Predicted pair fractions of various pairs in liquid Fe-Al-O in equilibrium with Al2O3 at 1873 K (1600 °C)

Conclusions

In order to thermodynamically analyze the Al deoxidation equilibria in liquid iron over the wide composition/temperature range, the liquid solution of the Fe-Al-O system was thermodynamically modeled using the MQM. It was emphasized that the present modeling approach is not limited by Al content, thereby one can predict equilibrium O content from pure liquid Fe to pure liquid Al. The deoxidation equilibria in the Fe-Al-O system were successfully described for a wide composition/temperature range only with a small temperature-independent ternary parameter.
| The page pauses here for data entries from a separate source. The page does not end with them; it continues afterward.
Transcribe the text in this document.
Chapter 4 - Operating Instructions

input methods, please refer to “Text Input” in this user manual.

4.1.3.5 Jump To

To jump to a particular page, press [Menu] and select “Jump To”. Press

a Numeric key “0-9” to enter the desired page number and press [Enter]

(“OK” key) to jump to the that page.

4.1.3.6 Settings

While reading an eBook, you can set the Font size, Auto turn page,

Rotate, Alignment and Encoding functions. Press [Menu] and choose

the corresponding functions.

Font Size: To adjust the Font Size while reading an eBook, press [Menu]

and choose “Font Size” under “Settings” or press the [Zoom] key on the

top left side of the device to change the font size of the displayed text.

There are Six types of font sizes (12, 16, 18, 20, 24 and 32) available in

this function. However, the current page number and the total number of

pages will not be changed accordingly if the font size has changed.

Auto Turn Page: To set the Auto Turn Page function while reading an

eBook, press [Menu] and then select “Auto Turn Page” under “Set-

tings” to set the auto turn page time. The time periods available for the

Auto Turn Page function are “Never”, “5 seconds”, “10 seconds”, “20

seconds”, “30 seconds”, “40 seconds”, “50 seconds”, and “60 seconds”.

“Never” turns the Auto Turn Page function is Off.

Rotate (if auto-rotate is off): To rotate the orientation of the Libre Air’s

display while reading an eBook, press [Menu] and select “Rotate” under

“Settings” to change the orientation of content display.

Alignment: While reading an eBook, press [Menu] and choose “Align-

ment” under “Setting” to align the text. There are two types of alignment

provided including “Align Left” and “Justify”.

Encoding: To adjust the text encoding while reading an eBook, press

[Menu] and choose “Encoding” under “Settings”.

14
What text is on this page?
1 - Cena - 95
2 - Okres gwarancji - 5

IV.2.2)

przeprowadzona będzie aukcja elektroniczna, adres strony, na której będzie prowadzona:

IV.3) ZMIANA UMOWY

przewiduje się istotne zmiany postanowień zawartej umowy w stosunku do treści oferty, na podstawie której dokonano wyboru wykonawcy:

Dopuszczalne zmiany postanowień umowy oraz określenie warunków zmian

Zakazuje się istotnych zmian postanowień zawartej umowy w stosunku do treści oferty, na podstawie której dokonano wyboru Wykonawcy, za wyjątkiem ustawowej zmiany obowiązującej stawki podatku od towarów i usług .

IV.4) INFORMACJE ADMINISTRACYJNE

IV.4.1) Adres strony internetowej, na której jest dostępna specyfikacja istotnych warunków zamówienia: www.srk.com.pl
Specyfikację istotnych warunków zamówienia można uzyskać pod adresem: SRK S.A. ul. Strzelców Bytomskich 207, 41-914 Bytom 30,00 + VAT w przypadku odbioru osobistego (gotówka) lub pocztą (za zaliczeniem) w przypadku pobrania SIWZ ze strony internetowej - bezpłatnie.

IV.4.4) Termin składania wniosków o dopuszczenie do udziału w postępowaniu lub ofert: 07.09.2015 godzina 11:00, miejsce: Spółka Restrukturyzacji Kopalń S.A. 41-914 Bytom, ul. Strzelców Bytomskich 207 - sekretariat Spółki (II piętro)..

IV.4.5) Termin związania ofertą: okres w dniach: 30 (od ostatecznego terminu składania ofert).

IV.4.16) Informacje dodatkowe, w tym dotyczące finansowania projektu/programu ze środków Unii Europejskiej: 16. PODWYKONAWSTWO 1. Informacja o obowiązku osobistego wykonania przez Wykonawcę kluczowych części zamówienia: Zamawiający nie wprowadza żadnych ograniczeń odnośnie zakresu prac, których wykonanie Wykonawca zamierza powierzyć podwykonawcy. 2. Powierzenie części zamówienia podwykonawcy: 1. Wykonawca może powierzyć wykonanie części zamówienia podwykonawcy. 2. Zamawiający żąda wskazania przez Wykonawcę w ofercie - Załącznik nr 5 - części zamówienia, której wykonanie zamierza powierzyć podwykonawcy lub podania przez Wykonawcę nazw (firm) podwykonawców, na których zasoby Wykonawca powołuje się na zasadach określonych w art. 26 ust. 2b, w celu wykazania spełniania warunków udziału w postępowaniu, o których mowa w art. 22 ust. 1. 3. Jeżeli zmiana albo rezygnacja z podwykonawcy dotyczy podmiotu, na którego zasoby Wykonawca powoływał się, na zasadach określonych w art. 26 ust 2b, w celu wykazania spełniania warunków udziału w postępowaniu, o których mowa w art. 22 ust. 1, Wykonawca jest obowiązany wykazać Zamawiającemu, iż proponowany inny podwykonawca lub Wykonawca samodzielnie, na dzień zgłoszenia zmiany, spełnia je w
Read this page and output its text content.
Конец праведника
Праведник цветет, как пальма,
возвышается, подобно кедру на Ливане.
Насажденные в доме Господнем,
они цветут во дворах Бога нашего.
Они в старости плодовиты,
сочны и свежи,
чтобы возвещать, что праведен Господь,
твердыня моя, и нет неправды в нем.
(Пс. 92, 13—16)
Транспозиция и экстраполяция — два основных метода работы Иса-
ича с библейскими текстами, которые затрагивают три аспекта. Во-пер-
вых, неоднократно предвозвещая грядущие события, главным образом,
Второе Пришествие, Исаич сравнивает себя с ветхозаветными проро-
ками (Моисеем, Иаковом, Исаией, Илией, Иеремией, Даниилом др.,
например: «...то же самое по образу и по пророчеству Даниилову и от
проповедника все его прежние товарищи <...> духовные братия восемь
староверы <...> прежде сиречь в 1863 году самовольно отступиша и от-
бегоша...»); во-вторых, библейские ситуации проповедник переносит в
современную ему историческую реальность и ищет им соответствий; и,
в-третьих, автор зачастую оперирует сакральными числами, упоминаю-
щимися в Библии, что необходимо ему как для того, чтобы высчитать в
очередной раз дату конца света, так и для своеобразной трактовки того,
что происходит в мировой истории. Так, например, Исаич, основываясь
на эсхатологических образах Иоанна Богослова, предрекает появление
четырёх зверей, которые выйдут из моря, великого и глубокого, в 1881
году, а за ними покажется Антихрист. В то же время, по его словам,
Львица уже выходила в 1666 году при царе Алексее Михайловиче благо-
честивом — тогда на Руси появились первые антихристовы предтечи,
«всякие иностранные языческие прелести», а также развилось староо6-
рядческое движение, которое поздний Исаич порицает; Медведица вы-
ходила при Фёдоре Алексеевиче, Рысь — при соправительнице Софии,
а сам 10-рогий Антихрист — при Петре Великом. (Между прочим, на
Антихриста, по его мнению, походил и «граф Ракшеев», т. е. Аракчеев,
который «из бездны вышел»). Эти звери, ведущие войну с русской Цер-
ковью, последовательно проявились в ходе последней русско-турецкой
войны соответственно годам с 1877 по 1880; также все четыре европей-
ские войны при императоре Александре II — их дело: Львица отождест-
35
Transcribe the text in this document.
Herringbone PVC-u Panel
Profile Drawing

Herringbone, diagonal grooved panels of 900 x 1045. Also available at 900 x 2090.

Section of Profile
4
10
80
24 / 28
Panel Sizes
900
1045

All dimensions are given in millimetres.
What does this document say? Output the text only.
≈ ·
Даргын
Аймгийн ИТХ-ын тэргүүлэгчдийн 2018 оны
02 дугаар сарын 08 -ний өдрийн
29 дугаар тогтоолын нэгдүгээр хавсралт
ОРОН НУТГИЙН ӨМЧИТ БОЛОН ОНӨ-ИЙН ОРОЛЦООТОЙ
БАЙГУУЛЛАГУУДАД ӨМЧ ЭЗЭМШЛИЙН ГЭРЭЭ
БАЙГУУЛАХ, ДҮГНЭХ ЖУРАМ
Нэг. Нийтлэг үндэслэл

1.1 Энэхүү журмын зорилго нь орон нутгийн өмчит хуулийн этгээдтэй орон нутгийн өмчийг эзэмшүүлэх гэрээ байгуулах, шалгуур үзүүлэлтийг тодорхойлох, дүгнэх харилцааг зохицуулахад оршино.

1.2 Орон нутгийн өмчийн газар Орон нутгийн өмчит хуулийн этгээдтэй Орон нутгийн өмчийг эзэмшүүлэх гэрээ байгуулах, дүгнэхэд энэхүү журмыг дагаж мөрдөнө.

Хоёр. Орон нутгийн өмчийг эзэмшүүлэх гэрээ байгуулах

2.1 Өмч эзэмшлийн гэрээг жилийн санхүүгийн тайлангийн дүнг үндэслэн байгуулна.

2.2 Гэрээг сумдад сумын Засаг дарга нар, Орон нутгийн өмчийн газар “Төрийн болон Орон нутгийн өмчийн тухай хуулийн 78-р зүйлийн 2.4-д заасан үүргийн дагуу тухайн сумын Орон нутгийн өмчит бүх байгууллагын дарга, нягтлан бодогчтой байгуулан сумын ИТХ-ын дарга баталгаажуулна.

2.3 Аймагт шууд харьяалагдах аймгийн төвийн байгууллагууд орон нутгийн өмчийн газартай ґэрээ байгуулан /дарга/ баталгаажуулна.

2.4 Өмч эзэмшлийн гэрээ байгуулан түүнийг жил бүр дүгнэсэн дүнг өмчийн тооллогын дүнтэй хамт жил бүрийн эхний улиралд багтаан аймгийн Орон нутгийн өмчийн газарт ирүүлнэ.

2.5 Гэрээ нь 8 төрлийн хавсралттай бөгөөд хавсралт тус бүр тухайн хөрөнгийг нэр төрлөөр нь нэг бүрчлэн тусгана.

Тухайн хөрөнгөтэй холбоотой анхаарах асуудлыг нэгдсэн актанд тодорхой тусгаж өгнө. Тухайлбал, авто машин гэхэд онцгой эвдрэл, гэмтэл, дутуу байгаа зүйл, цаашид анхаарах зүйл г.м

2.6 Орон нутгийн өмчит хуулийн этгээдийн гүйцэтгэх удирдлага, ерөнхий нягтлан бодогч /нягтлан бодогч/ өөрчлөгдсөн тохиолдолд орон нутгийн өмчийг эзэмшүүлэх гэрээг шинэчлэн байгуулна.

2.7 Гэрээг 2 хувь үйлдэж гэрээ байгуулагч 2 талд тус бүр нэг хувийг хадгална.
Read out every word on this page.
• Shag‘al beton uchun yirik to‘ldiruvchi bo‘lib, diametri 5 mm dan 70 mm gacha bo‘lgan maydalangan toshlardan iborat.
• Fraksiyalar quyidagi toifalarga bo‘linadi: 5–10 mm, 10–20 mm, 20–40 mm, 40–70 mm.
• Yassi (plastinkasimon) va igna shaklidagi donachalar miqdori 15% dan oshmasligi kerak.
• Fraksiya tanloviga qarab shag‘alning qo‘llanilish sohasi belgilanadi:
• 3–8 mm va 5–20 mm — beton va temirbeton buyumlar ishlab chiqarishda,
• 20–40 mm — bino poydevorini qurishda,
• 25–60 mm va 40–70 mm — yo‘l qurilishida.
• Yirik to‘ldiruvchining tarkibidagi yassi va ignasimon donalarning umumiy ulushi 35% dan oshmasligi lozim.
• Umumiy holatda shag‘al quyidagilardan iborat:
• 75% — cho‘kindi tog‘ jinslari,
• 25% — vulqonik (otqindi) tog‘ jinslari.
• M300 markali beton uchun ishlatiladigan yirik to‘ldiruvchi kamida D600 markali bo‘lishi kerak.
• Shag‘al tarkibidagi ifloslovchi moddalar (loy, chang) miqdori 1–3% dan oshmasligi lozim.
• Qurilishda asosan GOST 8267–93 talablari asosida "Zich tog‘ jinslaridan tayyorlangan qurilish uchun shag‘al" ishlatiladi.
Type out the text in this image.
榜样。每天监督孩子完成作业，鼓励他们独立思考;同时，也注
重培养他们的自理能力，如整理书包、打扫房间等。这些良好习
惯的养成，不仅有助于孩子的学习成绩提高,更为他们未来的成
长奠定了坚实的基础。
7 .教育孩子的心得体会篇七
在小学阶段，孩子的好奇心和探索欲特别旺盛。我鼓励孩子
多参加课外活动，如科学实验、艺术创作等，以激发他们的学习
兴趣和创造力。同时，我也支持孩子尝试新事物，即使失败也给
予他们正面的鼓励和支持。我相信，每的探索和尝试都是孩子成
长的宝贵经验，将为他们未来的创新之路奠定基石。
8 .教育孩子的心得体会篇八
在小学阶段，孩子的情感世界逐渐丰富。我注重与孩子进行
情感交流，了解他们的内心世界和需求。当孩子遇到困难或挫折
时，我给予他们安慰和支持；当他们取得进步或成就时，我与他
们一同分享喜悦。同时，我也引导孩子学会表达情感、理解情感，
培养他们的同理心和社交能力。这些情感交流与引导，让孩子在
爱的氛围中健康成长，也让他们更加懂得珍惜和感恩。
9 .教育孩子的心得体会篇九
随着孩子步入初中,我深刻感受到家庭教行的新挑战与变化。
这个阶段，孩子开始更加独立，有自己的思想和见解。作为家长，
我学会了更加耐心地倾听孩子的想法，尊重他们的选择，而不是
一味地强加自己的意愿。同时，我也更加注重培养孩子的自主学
This was attributed to the fact that the strong attractions between components were treated explicitly in terms of SRO. Solubility and partial pressure of oxygen in Fe-O and Al-O binary alloys were fitted to the model equation. Along the solution property of Fe-Al binary liquid, Al deoxidation in the liquid Fe-Al-O alloy was calculated and compared with reliable experimental data including the present authors’ own measurement up to pure liquid Al. The agreement between the model calculation and experimental data was very good. It was shown that the traditional approach assuming random mixing of solutes in the framework of interaction parameter formalism is not appropriate to be applied over wide concentration range. The present thermodynamic model can be extended to model the multicomponent steel solution, for example, including Mn to describe the complex deoxidation equilibria in the high Mn-high Al-alloyed liquid steels.